Did you catch the “in a real-world scenario” comment? Nothing like a machine downgrading the legitimacy of your work tasks to make you feel good about the future, I say.

This is a little bit of a contrived exercise because had I wanted to do this with a large amount of data I would have needed an approach that goes beyond shoving a CSV file into a Web chat interface. Even so, the choices the demonstration code makes are … interesting. It correctly puts printing and postage together in a category, but absent any human guidance it basically gives up after five categories.

Given a more robust and defined programatic effort, I’m confident that the results would be different. But at that point I’m probably better off training a bunch of data; if I want to incorporate LLMs I guess I could make one that does the job once I’ve told it how to.
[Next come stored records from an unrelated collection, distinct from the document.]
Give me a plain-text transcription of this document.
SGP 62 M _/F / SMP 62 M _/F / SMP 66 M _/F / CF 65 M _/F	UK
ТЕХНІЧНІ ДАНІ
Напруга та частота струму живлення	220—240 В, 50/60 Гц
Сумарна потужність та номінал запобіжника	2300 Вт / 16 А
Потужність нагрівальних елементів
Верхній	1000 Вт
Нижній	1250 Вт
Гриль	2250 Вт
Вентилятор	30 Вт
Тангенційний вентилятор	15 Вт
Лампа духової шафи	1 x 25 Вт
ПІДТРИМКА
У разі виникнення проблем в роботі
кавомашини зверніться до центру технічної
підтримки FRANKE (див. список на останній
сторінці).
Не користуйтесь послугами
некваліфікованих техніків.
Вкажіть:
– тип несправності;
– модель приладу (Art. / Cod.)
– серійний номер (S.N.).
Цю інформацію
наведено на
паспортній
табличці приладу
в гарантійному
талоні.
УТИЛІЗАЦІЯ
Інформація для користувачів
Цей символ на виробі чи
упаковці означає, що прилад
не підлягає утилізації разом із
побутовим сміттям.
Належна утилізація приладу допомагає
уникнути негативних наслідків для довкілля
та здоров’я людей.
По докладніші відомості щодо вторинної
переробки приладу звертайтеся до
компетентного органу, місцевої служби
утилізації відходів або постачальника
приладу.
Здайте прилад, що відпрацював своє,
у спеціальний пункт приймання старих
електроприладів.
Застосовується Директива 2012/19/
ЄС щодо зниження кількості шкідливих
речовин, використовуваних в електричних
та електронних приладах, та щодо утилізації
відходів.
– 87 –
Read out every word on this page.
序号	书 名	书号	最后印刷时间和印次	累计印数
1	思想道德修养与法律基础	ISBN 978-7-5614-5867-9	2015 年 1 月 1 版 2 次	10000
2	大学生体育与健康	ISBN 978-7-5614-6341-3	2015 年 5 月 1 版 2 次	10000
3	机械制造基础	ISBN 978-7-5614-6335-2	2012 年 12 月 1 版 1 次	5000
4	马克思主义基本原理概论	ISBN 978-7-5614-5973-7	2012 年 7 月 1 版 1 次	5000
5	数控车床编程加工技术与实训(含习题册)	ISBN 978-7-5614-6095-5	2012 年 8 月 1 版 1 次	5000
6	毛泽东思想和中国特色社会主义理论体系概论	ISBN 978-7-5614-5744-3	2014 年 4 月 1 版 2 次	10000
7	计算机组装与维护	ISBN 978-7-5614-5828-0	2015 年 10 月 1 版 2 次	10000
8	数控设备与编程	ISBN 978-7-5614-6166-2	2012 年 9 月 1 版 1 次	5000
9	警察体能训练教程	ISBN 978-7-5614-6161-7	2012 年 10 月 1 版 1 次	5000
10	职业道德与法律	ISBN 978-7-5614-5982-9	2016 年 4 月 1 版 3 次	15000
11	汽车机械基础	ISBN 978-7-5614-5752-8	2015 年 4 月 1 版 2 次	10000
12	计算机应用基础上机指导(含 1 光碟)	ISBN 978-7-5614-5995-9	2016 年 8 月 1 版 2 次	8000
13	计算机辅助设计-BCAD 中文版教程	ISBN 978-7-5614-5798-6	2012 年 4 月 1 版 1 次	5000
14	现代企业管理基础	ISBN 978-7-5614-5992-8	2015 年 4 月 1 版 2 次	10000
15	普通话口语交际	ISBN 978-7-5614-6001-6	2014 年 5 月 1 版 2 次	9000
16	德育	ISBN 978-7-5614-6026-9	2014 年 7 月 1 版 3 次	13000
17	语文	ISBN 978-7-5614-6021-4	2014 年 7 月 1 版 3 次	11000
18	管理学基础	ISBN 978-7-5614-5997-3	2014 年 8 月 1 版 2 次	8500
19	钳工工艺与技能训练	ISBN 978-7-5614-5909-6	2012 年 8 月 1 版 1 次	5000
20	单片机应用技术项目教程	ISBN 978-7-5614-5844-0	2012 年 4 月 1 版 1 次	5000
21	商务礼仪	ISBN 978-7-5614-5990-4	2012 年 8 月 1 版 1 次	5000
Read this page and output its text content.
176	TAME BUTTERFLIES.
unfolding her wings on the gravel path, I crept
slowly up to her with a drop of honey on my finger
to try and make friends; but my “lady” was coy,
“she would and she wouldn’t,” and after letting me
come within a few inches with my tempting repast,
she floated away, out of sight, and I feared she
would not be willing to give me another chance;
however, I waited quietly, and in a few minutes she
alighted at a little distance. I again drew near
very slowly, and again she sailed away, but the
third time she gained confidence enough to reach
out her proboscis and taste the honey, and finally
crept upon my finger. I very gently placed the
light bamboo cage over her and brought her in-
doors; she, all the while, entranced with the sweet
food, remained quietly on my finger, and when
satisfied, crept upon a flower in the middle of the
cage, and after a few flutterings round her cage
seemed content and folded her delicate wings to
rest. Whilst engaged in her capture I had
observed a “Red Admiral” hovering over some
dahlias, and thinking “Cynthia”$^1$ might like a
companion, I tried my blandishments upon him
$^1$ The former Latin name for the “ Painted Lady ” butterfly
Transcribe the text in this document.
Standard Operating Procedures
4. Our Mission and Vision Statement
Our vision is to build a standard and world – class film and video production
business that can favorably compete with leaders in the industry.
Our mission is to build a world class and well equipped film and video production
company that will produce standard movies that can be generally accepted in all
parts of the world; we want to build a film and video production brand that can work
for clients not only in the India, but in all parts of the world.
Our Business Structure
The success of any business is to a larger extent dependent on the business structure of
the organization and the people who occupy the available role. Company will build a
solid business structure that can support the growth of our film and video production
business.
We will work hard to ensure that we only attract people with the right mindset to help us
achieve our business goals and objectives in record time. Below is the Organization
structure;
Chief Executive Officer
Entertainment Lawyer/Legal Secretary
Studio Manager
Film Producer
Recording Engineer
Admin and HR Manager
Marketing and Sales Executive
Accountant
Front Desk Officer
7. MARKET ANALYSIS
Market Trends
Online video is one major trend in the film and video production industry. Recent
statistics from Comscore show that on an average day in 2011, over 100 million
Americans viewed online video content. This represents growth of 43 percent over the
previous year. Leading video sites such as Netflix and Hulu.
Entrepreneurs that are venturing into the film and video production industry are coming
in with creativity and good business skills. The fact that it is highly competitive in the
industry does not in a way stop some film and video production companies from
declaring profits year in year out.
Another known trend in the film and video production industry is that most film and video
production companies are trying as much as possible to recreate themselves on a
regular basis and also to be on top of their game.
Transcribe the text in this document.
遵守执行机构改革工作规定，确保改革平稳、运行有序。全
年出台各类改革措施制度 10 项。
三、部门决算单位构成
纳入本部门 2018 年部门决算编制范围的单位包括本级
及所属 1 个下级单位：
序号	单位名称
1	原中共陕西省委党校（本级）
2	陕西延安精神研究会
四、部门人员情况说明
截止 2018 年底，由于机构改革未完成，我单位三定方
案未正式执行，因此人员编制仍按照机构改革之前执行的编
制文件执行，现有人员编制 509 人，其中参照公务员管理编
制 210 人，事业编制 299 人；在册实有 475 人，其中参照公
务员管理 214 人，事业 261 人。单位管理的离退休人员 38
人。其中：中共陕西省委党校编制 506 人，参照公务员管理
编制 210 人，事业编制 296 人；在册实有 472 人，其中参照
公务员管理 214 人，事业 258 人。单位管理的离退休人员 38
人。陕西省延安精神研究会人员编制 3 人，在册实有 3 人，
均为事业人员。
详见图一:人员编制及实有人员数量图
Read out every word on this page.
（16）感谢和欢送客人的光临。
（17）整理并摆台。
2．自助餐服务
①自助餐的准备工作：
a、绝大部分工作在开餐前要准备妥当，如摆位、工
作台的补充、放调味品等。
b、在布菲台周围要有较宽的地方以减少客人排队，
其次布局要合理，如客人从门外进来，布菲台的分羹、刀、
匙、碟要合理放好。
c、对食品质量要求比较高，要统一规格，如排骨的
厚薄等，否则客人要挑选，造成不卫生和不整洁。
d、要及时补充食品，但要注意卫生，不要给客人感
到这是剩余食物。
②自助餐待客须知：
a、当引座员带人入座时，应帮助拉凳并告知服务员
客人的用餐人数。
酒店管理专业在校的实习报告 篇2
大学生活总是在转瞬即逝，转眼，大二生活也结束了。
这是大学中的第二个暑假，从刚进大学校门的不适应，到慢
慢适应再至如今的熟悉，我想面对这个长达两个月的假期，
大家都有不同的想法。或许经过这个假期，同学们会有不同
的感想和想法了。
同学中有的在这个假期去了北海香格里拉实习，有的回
I do think there are some potential uses of LLMs in the campaign finance universe that I’d like to explore further. Something involving the text of F99 filings that committees use to explain their reports to the FEC, perhaps. Maybe to help design different approaches to analysis. Or - and this is the idea that I currently favor - taking all of the various things I’ve ever said or written about campaign finance and making it into a useful guide for other folks.